Cooking is one of the three core skills of the good housewife (the others are cleaning and washing or laundry); all of which I learned from the age of about five at my mother's side. They may seem to be simple enough - so much so that those who can afford to, farm these out to others. Today, many women, and I am sure, men, relegate these "chores" that are necessary to our humanity, and I daresay, civilization, to outside contractors. That's alright, as long as they get done.
In our family, however, we have traditions of cooking from many strands - grandmother's creole recipes, grandfather's Chinese style, another parent's Indian dishes and yet another's French customs.
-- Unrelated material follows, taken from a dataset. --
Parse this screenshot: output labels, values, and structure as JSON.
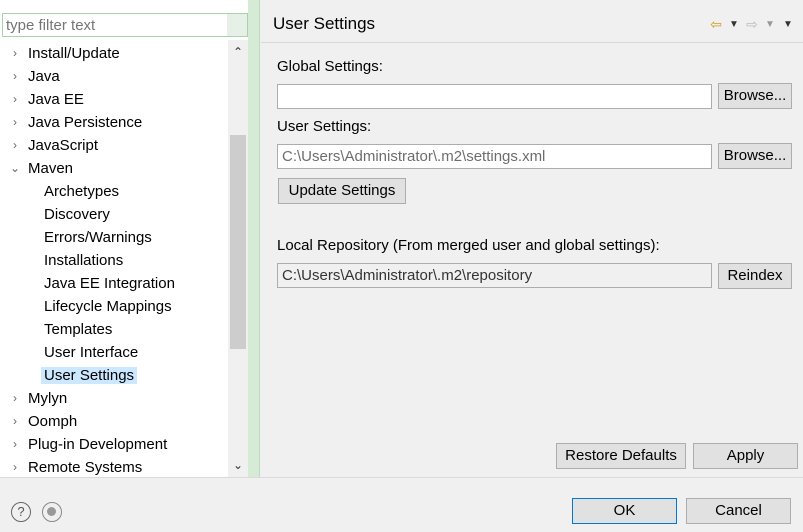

Cooking day in day out, every day, and especially on Sunday, doesn't necessarily lend itself to thinking a whole lot about why you might have geera next to rosemary, or amchar massala and star anise, three kinds of peppers, two kinds of cabbages in your refrigerator; and two thymes, mint and basil in the backyard. At the end of the work day, you pull what comes to hand with the ease of many decades of practice; and the meal is ready in an hour, or 45 minutes; and eaten in less time that it took to prepare.
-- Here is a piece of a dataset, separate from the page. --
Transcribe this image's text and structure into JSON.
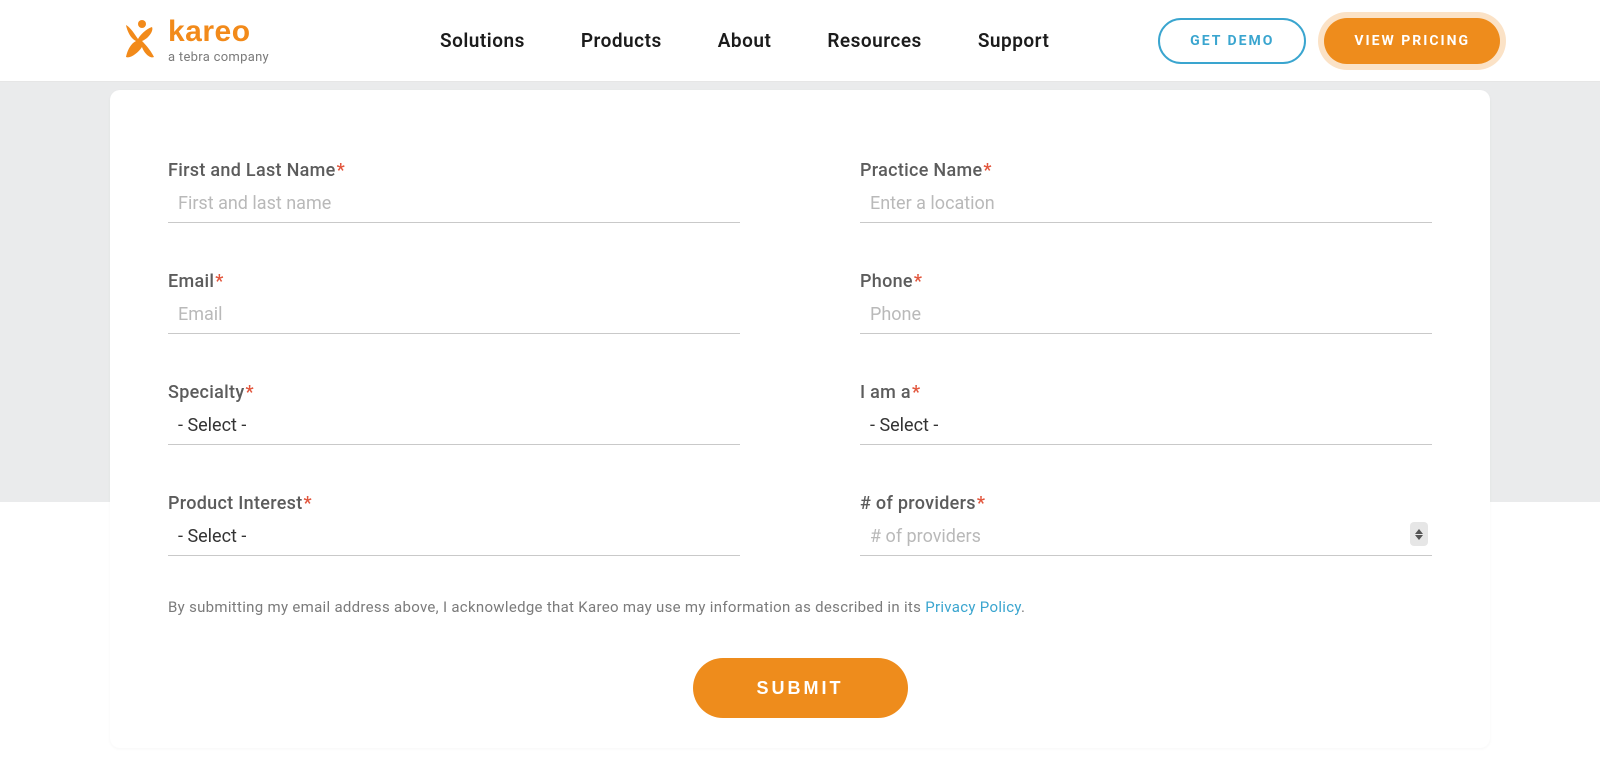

When my own children started asking for recipes I realised how little was written down, how much was in my head and more so, in my hands. They would call from far to find out how to make curry, or pelau. Others would ask too, about callaloo, or apple crumble. So I decided to write the blog: wildgirl-inthekitchen.
These days, as I cook, I pay attention to everything - how much, how long, high heat or lower, how it looks and tastes. I make mental notes as I cook, this seasoning or that, olive oil or regular cooking oil. And at the end of cooking - just before serving - the camera is the newest kitchen tool. What you have in the blog is how something was made on a specific day with certain ingredients. It's not gourmet, not for any cookbook; these are just journals of an activity that is the cornerstone of life; a meditation if you will, for continuous improvement.
After a lifetime of watching my mother and father cook with dedication and discipline; after performing these tasks for another lifetime, I conclude that love transforms even the simplest foods.